After two days of losses following Monday’s bearish USDA reports, corn and soybean futures stabilized on Wednesday. Wheat managed small gains.
Corn futures ticked slightly higher, with the gains largely attributed to a technical bounce in the wake of the declines earlier this week. Strong ethanol production underpinned the market as well. EIA data from this morning showed US ethanol production jumping 98,000 barrels per day week over week to a record 1.196 million barrels per day. March corn gained 2 ¼ cents to $4.22 and new-crop December was up 2 cents at $4.47 ¾.
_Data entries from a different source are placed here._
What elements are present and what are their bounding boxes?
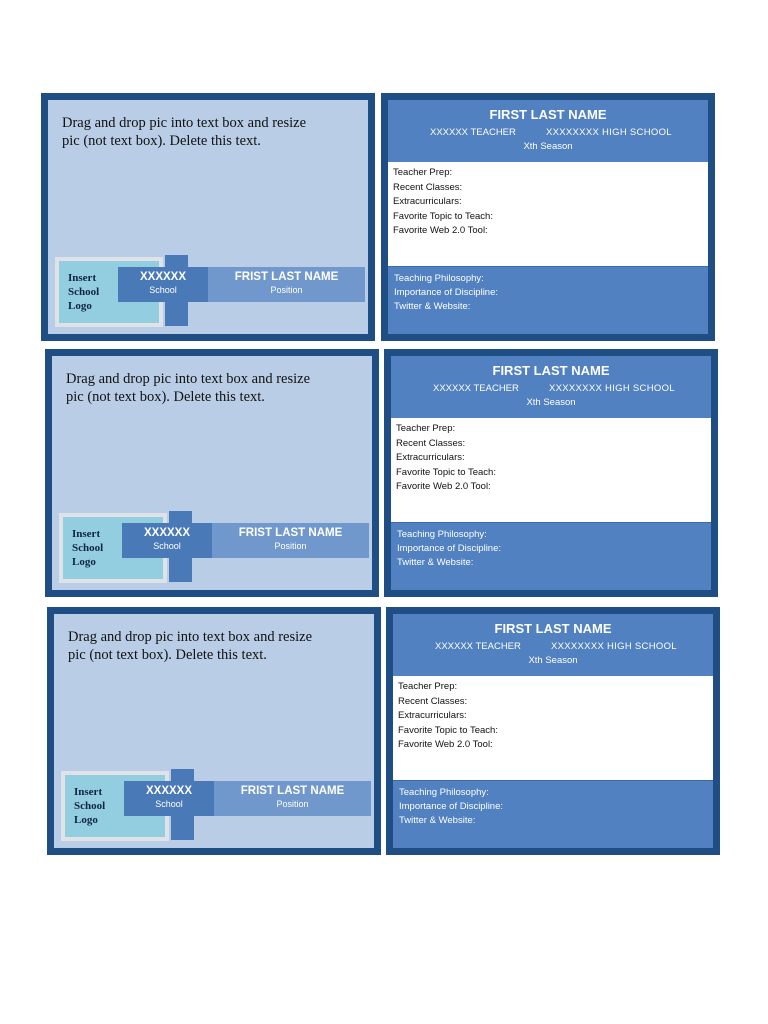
position-label: Position — [274, 541, 307, 551]
field-twitter-website: Twitter & Website: — [399, 815, 476, 826]
teacher-name[interactable]: FIRST LAST NAME — [494, 621, 612, 636]
field-recent-classes: Recent Classes: — [393, 181, 463, 193]
card-back — [381, 93, 715, 341]
school-label: School — [153, 541, 181, 551]
school-banner[interactable] — [122, 523, 212, 558]
philosophy-section[interactable] — [391, 522, 711, 590]
card-front — [41, 93, 375, 341]
field-teacher-prep: Teacher Prep: — [396, 423, 456, 434]
field-favorite-topic: Favorite Topic to Teach: — [398, 724, 498, 736]
teacher-subject[interactable]: XXXXXX TEACHER — [430, 127, 516, 138]
instruction-text[interactable] — [66, 370, 356, 406]
field-twitter-website: Twitter & Website: — [394, 301, 471, 312]
instruction-text[interactable] — [62, 114, 352, 150]
field-teaching-philosophy: Teaching Philosophy: — [397, 529, 487, 540]
teacher-name[interactable]: FIRST LAST NAME — [489, 107, 607, 122]
field-favorite-topic: Favorite Topic to Teach: — [393, 210, 493, 222]
philosophy-section[interactable] — [388, 266, 708, 334]
field-discipline: Importance of Discipline: — [397, 543, 502, 554]
field-discipline: Importance of Discipline: — [394, 287, 499, 298]
school-banner[interactable] — [124, 781, 214, 816]
school-code: XXXXXX — [139, 271, 187, 283]
card-back — [386, 607, 720, 855]
philosophy-section[interactable] — [393, 780, 713, 848]
teacher-subject[interactable]: XXXXXX TEACHER — [433, 383, 519, 394]
season-label[interactable]: Xth Season — [526, 397, 576, 408]
name-banner[interactable] — [214, 781, 371, 816]
field-recent-classes: Recent Classes: — [398, 695, 468, 707]
logo-label: Insert School Logo — [74, 786, 106, 826]
logo-label: Insert School Logo — [72, 528, 104, 568]
instruction-line: pic (not text box). Delete this text. — [66, 389, 265, 405]
high-school-name[interactable]: XXXXXXXX HIGH SCHOOL — [546, 127, 672, 138]
field-favorite-tool: Favorite Web 2.0 Tool: — [393, 225, 488, 236]
school-code: XXXXXX — [145, 785, 193, 797]
name-banner[interactable] — [212, 523, 369, 558]
card-front — [47, 607, 381, 855]
instruction-text[interactable] — [68, 628, 358, 664]
info-fields[interactable] — [393, 676, 713, 780]
field-favorite-topic: Favorite Topic to Teach: — [396, 466, 496, 478]
position-label: Position — [270, 285, 303, 295]
field-twitter-website: Twitter & Website: — [397, 557, 474, 568]
back-header — [391, 356, 711, 418]
field-teacher-prep: Teacher Prep: — [398, 681, 458, 692]
high-school-name[interactable]: XXXXXXXX HIGH SCHOOL — [551, 641, 677, 652]
logo-label: Insert School Logo — [68, 272, 100, 312]
field-extracurriculars: Extracurriculars: — [393, 196, 462, 207]
field-discipline: Importance of Discipline: — [399, 801, 504, 812]
back-header — [393, 614, 713, 676]
field-recent-classes: Recent Classes: — [396, 437, 466, 449]
season-label[interactable]: Xth Season — [528, 655, 578, 666]
instruction-line: Drag and drop pic into text box and resize — [62, 115, 307, 131]
school-label: School — [149, 285, 177, 295]
high-school-name[interactable]: XXXXXXXX HIGH SCHOOL — [549, 383, 675, 394]
field-extracurriculars: Extracurriculars: — [396, 452, 465, 463]
name-banner[interactable] — [208, 267, 365, 302]
card-back — [384, 349, 718, 597]
player-name: FRIST LAST NAME — [240, 785, 345, 797]
info-fields[interactable] — [388, 162, 708, 266]
season-label[interactable]: Xth Season — [523, 141, 573, 152]
field-extracurriculars: Extracurriculars: — [398, 710, 467, 721]
instruction-line: pic (not text box). Delete this text. — [68, 647, 267, 663]
instruction-line: Drag and drop pic into text box and resize — [66, 371, 311, 387]
instruction-line: pic (not text box). Delete this text. — [62, 133, 261, 149]
field-teacher-prep: Teacher Prep: — [393, 167, 453, 178]
info-fields[interactable] — [391, 418, 711, 522]
teacher-name[interactable]: FIRST LAST NAME — [492, 363, 610, 378]
field-teaching-philosophy: Teaching Philosophy: — [399, 787, 489, 798]
teacher-subject[interactable]: XXXXXX TEACHER — [435, 641, 521, 652]
card-front — [45, 349, 379, 597]
player-name: FRIST LAST NAME — [234, 271, 339, 283]
school-label: School — [155, 799, 183, 809]
field-favorite-tool: Favorite Web 2.0 Tool: — [396, 481, 491, 492]
instruction-line: Drag and drop pic into text box and resize — [68, 629, 313, 645]
school-code: XXXXXX — [143, 527, 191, 539]
field-favorite-tool: Favorite Web 2.0 Tool: — [398, 739, 493, 750]
field-teaching-philosophy: Teaching Philosophy: — [394, 273, 484, 284]
school-banner[interactable] — [118, 267, 208, 302]
position-label: Position — [276, 799, 309, 809]
player-name: FRIST LAST NAME — [238, 527, 343, 539]
back-header — [388, 100, 708, 162]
Soybeans were mixed, with gains in nearby March but losses in new-crop November. Technical buying offered support, with the USDA also reporting a private export sale of 334,000 tonnes of US soybeans to China this morning via its daily announcements system. March beans gained 3 ¾ cents to $10.42 ½, but November slipped a ¼ cent to $10.58.
Corn drew some support from dryness for the 2026 US winter wheat crop on the southern Plains. The 7-day forecast from NOAA shows very little precipitation in the southern Plains over the next week, with just light totals in the Soft Red Winter area. March Chicago wheat was up 2 cents at $5.12 ½, and March Kansas City was 2 ¾ cents higher at $5.22 ¼. March Hard Red Spring added 1 ¼ cents to $5.60 ¾, and March Minneapolis closed a ½ cent higher at $5.67.